Et votre mari, Madme Bonarde ? lui pas venir ?

madame bonard.

Non, Monsieur je n’ai pas osé lui en parler.

m. georgey.

J’étais étonné, très étonné. Master Bonarde faisait mal ; et jé croyais il faisait toujours bien.

madame bonard.

Il attend peut-être une demande de Frédéric.

frédéric.

C’est à quoi j’ai pensé, maman, et je lui ai écrit une lettre que vous lui remettrez ce soir, n’est-ce pas ? La voici.

madame bonard.

Tu as bien fait, mon enfant ; je la lui remettrai certainement aussitôt qu’il sera rentré. »
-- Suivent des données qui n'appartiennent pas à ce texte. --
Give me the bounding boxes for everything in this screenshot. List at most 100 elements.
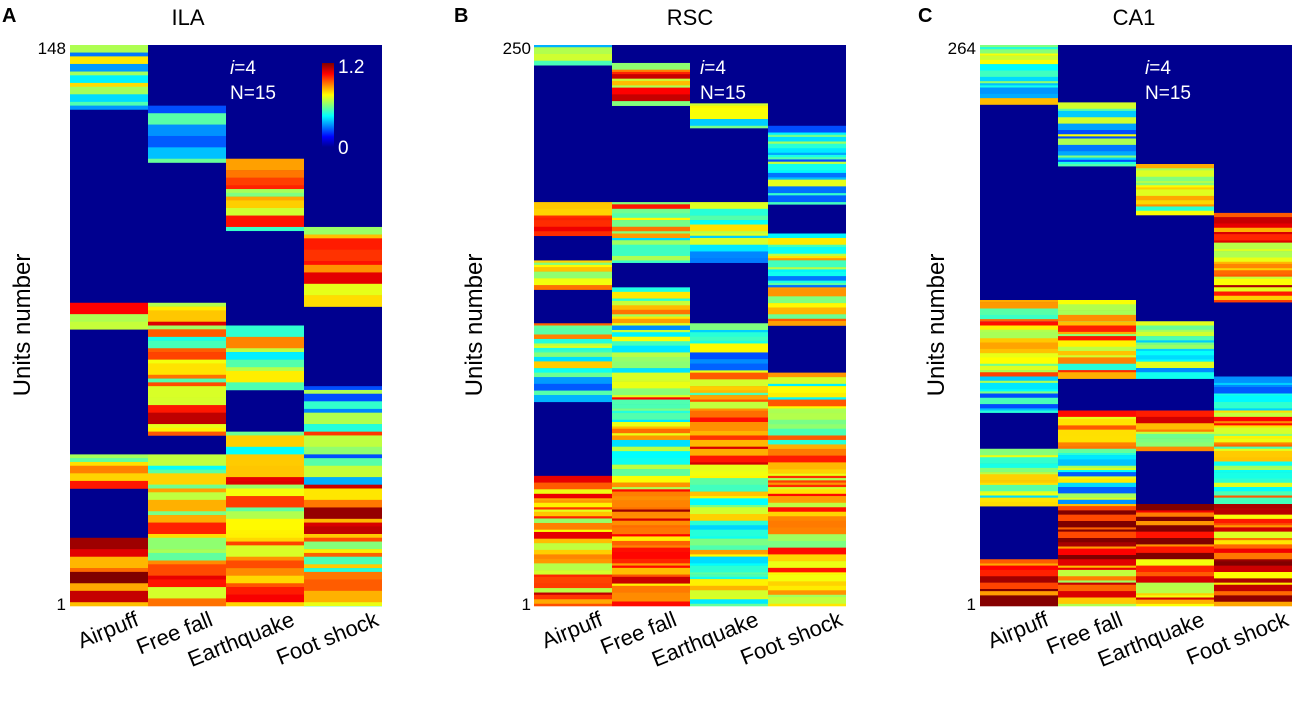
heatmap-cell <box>1214 227 1292 233</box>
heatmap-cell <box>612 413 690 421</box>
heatmap-cell <box>1214 523 1292 526</box>
heatmap-cell <box>304 522 382 527</box>
heatmap-cell <box>612 231 690 234</box>
heatmap-cell <box>304 526 382 535</box>
heatmap-cell <box>1058 363 1136 371</box>
heatmap-cell <box>612 419 690 423</box>
heatmap-cell <box>612 428 690 434</box>
heatmap-cell <box>1136 576 1214 583</box>
heatmap-cell <box>1136 512 1214 518</box>
heatmap-cell <box>768 448 846 456</box>
heatmap-cell <box>534 574 612 578</box>
heatmap-cell <box>226 446 304 459</box>
heatmap-cell <box>226 560 304 569</box>
heatmap-cell <box>768 157 846 160</box>
heatmap-cell <box>612 388 690 396</box>
heatmap-cell <box>1058 603 1136 607</box>
heatmap-cell <box>226 196 304 201</box>
heatmap-cell <box>768 547 846 555</box>
heatmap-cell <box>612 536 690 542</box>
heatmap-cell <box>70 480 148 489</box>
heatmap-cell <box>612 527 690 535</box>
heatmap-cell <box>980 331 1058 339</box>
heatmap-block-a-5-col-2 <box>226 325 304 391</box>
heatmap-cell <box>1214 436 1292 439</box>
heatmap-cell <box>612 318 690 324</box>
heatmap-cell <box>690 410 768 418</box>
heatmap-cell <box>768 574 846 582</box>
heatmap-cell <box>980 404 1058 409</box>
heatmap-cell <box>534 202 612 210</box>
heatmap-cell <box>980 363 1058 367</box>
heatmap-cell <box>690 107 768 113</box>
heatmap-cell <box>1214 442 1292 445</box>
heatmap-cell <box>768 289 846 297</box>
heatmap-cell <box>1214 559 1292 562</box>
heatmap-cell <box>534 208 612 216</box>
heatmap-cell <box>1136 368 1214 373</box>
heatmap-cell <box>1058 487 1136 494</box>
heatmap-cell <box>148 124 226 137</box>
heatmap-cell <box>1136 546 1214 554</box>
heatmap-block-a-10-col-3 <box>304 537 382 607</box>
heatmap-cell <box>1214 552 1292 560</box>
heatmap-cell <box>226 488 304 497</box>
heatmap-block-a-10-col-0 <box>70 537 148 607</box>
heatmap-cell <box>304 458 382 467</box>
heatmap-cell <box>1058 580 1136 583</box>
heatmap-cell <box>1136 181 1214 184</box>
heatmap-cell <box>690 392 768 396</box>
heatmap-cell <box>534 231 612 237</box>
heatmap-cell <box>226 325 304 338</box>
heatmap-cell <box>148 158 226 163</box>
heatmap-block-c-9-col-1 <box>1058 504 1136 562</box>
heatmap-cell <box>690 520 768 526</box>
heatmap-cell <box>612 237 690 241</box>
panel-b-stat-n: N=15 <box>700 83 746 104</box>
heatmap-cell <box>1214 584 1292 592</box>
heatmap-cell <box>690 491 768 497</box>
heatmap-cell <box>1058 453 1136 456</box>
heatmap-cell <box>690 233 768 237</box>
heatmap-cell <box>1136 516 1214 522</box>
heatmap-cell <box>980 582 1058 590</box>
heatmap-cell <box>148 552 226 561</box>
heatmap-cell <box>304 488 382 501</box>
heatmap-cell <box>148 522 226 535</box>
heatmap-block-c-9-col-2 <box>1136 504 1214 562</box>
heatmap-cell <box>148 105 226 114</box>
heatmap-cell <box>226 431 304 436</box>
heatmap-cell <box>768 413 846 421</box>
heatmap-cell <box>690 507 768 515</box>
heatmap-cell <box>1214 595 1292 603</box>
heatmap-cell <box>534 343 612 346</box>
heatmap-cell <box>148 587 226 599</box>
heatmap-cell <box>612 534 690 537</box>
heatmap-cell <box>1058 514 1136 522</box>
heatmap-cell <box>1214 572 1292 579</box>
heatmap-cell <box>148 321 226 326</box>
heatmap-cell <box>70 45 148 53</box>
heatmap-cell <box>1214 508 1292 515</box>
heatmap-cell <box>534 278 612 286</box>
heatmap-cell <box>612 395 690 398</box>
heatmap-cell <box>1214 582 1292 586</box>
heatmap-cell <box>70 590 148 603</box>
heatmap-cell <box>1214 234 1292 241</box>
heatmap-cell <box>226 158 304 171</box>
heatmap-block-b-8-col-2 <box>690 323 768 376</box>
heatmap-cell <box>768 260 846 268</box>
heatmap-cell <box>1136 510 1214 513</box>
heatmap-block-b-5-col-3 <box>768 233 846 263</box>
heatmap-cell <box>1136 212 1214 216</box>
heatmap-cell <box>690 549 768 555</box>
heatmap-cell <box>304 533 382 539</box>
heatmap-cell <box>1214 504 1292 509</box>
heatmap-cell <box>226 537 304 542</box>
heatmap-cell <box>534 570 612 575</box>
heatmap-cell <box>612 226 690 232</box>
heatmap-cell <box>612 516 690 519</box>
heatmap-block-a-9-col-3 <box>304 484 382 542</box>
heatmap-cell <box>1136 565 1214 573</box>
panel-a-stat-i-symbol: i <box>230 58 235 79</box>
Mme Bonard était si contente d’avoir été rassurée sur son fils après la terrible inquiétude que lui avait causée l’ingénieuse idée de M. Georgey, qu’elle éprouvait plus de joie que de tristesse ; le souper fut assez gai. Frédéric et Julien étaient heureux de la voir si résignée. Caroline avait soigné le repas ; le vin était bon ; M. Georgey, fidèle à sa promesse, n’en but qu’une bouteille et n’en laissa boire qu’une à ses convives. Ce jour-là tout le monde mangea ensemble, car c’était le dernier repas que faisait Frédéric avec sa mère et avec Julien.

Le soir, ils reconduisirent Mme Bonard chez elle. M. Georgey était reparti pendant qu’elle faisait ses adieux à Frédéric, en lui promettant une dernière visite pour le lendemain de bonne heure avant son départ. Julien demanda à Frédéric s’il ne voulait pas faire un tour dans les champs.

« Non, répondit Frédéric, je retrouverais partout des souvenirs d’Alcide et des mauvaises actions qu’il m’a fait commettre ; rejoignons M. Georgey, et revenons avec lui par la route ordinaire. »

La nuit fut agitée pour Frédéric et pour Julien.


Julien accompagna son nouvel ami. (Page 259.)

Le lendemain de bonne heure, Caroline leur apporta

à déjeuner. Quand ils eurent mangé, Frédéric alla faire ses adieux à M. Georgey, qui lui serra la main, mit dedans un petit rouleau de pièces d’or, et lui promit d’aller le voir pendant sa visite à son ami le colonel Duguesclin, en Algérie. Frédéric lui adressa un dernier remerciement, lui baisa la main et sortit les yeux pleins de larmes. Il trouva en bas sa mère qui arrivait.

« Et mon père ? demanda-t-il.

madame bonard, hésitant.

Ton père te remercie de ta lettre ; il a voulu venir avec moi, mais au dernier moment il n’a plus voulu. Il a dit qu’il craignait de s’emporter ; qu’il sentait bien qu’il avait tort, mais que c’était plus fort que sa volonté. Il m’a chargée de te dire qu’il te pardonnait, qu’il t’envoyait sa bénédiction. »

Frédéric fut consolé par ces dernières paroles et embrassa sa mère plus de dix fois. Les adieux furent pénibles. Julien accompagna son nouvel ami jusqu’à la ville et ne le quitta qu’à la gare du chemin de fer, au moment où il montait en wagon. Il revint tout triste ; M. Georgey lui donna congé jusqu’au soir pour consoler la pauvre Mme Bonard.